Lima Puluh Tujuh Tahun

Lima puluh tujuh tahun, bahkan usia saya belum mencapai separuhnya. Lima puluh tujuh tahun yang lalu Bapak pergi ke Tambak Beras, Jombang untuk menuntut ilmu agama yang karenanya Bapak jadi tinggal di rumah seorang kiai dan menjadi sahabat anaknya. Hanya setahun dan setelahnya tak pernah lagi bertemu sejak 1956. Rentangan waktu selama itu ternyata juga membawa rentangan jarak yang amat panjang. Dari Jombang hingga Jakarta Bapak mencari sahabat kecilnya hanya untuk mengucapkan terima kasih dan minta maaf.

Cerita ini berawal saat saya dan Bapak duduk di beranda depan rumah dan cerita tentang segala cerita. Bapak mengutarakan keinginannya untuk mencari sahabatnya saat mondok dulu di Tambak Beras, Jombang. Saya pun meng-iya-kan untuk mengantar Bapak mencari beliau-nya. Akhirnya saat ramadhan kemarin saya mengantar Bapak ke Jombang untuk menemui beliau. Ini tempat-tempat yang saya kunjungi saat ramadhan tahun lalu dalam pencarian sahabat Bapak ini -> https://tiwwidy.wordpress.com/2013/07/26/spiritual-journey-jombang-beriman/

Lima puluh tujuh tahun tak kesana, Bapak pun terkejut melihat pembangunan daerah Tambak Beras yang sangat luar biasa. Hampir tak ada rumah kosong dan hampir setiap jalan ada pondoknya yang dulu hanya beberapa. Yang dulunya padang ilalang sekarang sudah berubah menjadi rumah gedongan. Yang dulunya hanya surau kecil dari bambu sekarang sudah berubah menjadi pondok megah dari batu.

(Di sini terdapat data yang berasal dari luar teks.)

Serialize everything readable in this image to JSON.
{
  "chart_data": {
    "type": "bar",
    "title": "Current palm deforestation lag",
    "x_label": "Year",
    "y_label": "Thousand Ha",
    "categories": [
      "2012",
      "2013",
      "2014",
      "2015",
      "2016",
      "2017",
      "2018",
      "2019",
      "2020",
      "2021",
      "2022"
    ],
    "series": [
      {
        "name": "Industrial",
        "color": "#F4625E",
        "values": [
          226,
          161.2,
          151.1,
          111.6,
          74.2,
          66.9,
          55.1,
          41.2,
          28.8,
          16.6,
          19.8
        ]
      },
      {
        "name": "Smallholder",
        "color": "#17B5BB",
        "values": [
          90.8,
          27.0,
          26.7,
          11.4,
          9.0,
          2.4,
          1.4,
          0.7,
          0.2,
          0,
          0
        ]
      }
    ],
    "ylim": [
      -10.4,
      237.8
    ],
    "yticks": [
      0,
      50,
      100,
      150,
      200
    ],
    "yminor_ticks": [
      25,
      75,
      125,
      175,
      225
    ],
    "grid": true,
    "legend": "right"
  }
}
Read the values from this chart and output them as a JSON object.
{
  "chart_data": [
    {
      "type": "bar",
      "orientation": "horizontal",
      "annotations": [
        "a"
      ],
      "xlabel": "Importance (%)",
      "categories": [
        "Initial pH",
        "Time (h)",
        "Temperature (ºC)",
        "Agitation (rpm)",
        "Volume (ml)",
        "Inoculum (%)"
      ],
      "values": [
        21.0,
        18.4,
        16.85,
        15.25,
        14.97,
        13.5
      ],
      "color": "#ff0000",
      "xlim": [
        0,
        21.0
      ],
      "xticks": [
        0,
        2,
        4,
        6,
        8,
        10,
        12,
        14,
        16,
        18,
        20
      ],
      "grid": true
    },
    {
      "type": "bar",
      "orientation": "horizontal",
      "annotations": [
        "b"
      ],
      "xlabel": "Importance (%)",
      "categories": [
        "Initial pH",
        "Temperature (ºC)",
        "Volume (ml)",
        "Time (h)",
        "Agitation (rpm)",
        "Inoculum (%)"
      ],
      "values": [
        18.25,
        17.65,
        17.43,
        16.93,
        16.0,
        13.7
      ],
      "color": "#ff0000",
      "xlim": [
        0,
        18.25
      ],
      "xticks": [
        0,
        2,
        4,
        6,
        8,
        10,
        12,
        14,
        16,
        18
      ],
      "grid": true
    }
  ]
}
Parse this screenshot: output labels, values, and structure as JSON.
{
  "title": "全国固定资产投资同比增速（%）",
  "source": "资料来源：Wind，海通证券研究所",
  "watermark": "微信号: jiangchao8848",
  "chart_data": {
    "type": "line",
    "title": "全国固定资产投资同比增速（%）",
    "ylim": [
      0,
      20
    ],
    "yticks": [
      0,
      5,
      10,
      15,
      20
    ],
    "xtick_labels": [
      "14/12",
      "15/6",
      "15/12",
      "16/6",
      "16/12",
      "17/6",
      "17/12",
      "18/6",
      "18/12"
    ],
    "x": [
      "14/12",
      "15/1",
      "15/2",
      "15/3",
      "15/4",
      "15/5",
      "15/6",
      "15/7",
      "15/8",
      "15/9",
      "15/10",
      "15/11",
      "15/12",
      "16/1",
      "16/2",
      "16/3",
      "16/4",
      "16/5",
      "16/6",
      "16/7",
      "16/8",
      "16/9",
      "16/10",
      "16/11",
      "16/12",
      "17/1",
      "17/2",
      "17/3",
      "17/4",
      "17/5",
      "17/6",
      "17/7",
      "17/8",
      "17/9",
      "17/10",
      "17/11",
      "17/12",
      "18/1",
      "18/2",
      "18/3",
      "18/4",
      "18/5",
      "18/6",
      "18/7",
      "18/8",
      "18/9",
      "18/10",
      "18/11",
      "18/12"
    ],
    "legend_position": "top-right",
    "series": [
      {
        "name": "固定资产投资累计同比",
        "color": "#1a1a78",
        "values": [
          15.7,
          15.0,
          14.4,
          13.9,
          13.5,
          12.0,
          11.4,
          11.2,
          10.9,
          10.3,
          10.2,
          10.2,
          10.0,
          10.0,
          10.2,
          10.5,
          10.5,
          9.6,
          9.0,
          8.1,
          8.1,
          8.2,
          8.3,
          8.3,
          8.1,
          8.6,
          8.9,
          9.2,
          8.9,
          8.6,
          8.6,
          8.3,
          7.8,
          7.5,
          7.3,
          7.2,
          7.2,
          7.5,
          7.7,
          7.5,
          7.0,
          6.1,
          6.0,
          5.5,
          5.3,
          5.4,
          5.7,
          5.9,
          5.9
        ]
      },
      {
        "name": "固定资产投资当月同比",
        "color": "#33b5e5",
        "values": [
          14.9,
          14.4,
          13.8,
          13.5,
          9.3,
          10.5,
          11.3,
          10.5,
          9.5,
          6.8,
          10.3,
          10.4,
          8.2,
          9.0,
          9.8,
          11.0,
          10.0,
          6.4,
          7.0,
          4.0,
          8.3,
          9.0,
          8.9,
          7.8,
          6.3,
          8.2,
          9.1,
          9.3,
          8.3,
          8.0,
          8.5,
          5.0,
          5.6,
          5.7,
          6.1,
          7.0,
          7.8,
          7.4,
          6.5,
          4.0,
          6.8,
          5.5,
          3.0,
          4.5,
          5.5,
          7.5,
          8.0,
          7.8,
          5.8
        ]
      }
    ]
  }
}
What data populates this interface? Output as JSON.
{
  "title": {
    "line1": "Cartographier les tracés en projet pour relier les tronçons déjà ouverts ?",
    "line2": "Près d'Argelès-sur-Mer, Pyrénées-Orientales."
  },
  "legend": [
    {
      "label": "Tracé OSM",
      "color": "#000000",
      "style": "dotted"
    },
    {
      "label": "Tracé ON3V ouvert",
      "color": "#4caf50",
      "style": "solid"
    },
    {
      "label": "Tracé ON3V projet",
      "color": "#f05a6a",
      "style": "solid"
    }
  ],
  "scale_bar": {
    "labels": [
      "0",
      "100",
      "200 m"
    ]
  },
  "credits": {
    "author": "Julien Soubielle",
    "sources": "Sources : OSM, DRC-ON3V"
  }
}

Setelah kesekian kalinya bertanya sana-sini dan hampir tak ada orang yang merasa tak asing dengan nama sahabat Bapak, sebut saja Pak Fatkhi, akhirnya kami memutuskan untuk istirahat di Masjid Kauman. Saya pun ditanya oleh seorang ibu yang sedang sholat dan saya ceritakan maksud saya datang ke Jombang. Alhamdulillah ternyata seorang Ibu itu kenal saudara dari Pak Fatkhi yang ternyata tak jauh dari Masjid Kauman, Jombang.

Setelah sholat dhuhur, saya dan Bapak pun bergegas pergi ke rumah saudaranya yang ternyata Pak Fatkhi sekarang tinggal di Jakarta sudah demikian lamanya. Bapak pun minta alamat beliau di Jakarta dan berniat mencarinya jika ada kesempatan. Akhirnya, kemarin 10 April 2014 saya dan Bapak pun bertolak ke Jakarta untuk menghadiri wisuda Magister-nya kakak saya nomor dua dan juga mencari sahabat Bapak, Pak Fatkhi.

Ba’da Jumat, 11 April 2014, saya, Bapak, mas, mbak dan dua keponakan menuju alamat rumah yang diberikan. Alamatnya di kompleks perumahan BPK II Kebonjeruk yang mas saya tau disekitar studio RCTI. Ternyata disitu kompleks BPK VI. Akhirnya muter-muter mencari selama beberapa jam, singkatnya kami menemukan rumah beliau. Namun Pak Fatkhi-nya masih ada tugas. saat ditelephone, Bapak pun tak kuat saat mengatakan ingin bertemu dan njaluk sepuro. Akhirnya kami memutuskan untuk pulang dan kembali lagi ba’da maghrib saat beliau sudah di rumah.

Ba’da maghrib kami berangkat lagi ke kawasan kebon jeruk dan Bapak pun bertemu lagi dengan sahabatnya. Ternyata lima puluh tujuh tahun mampu mengubah fatkhi kecil menjadi orang tua yang Bapak pun pangling dengan beliau sekarang begitu juga sebaliknya. Mereka pun saling bercerita mengenang masa lalu dan menanyakan kawan lain yang ternyata sudah banyak dari mereka yang meninggal. Terang saja, Bapak sekarang 77 tahun dan Pak Fatkhi 68 tahun.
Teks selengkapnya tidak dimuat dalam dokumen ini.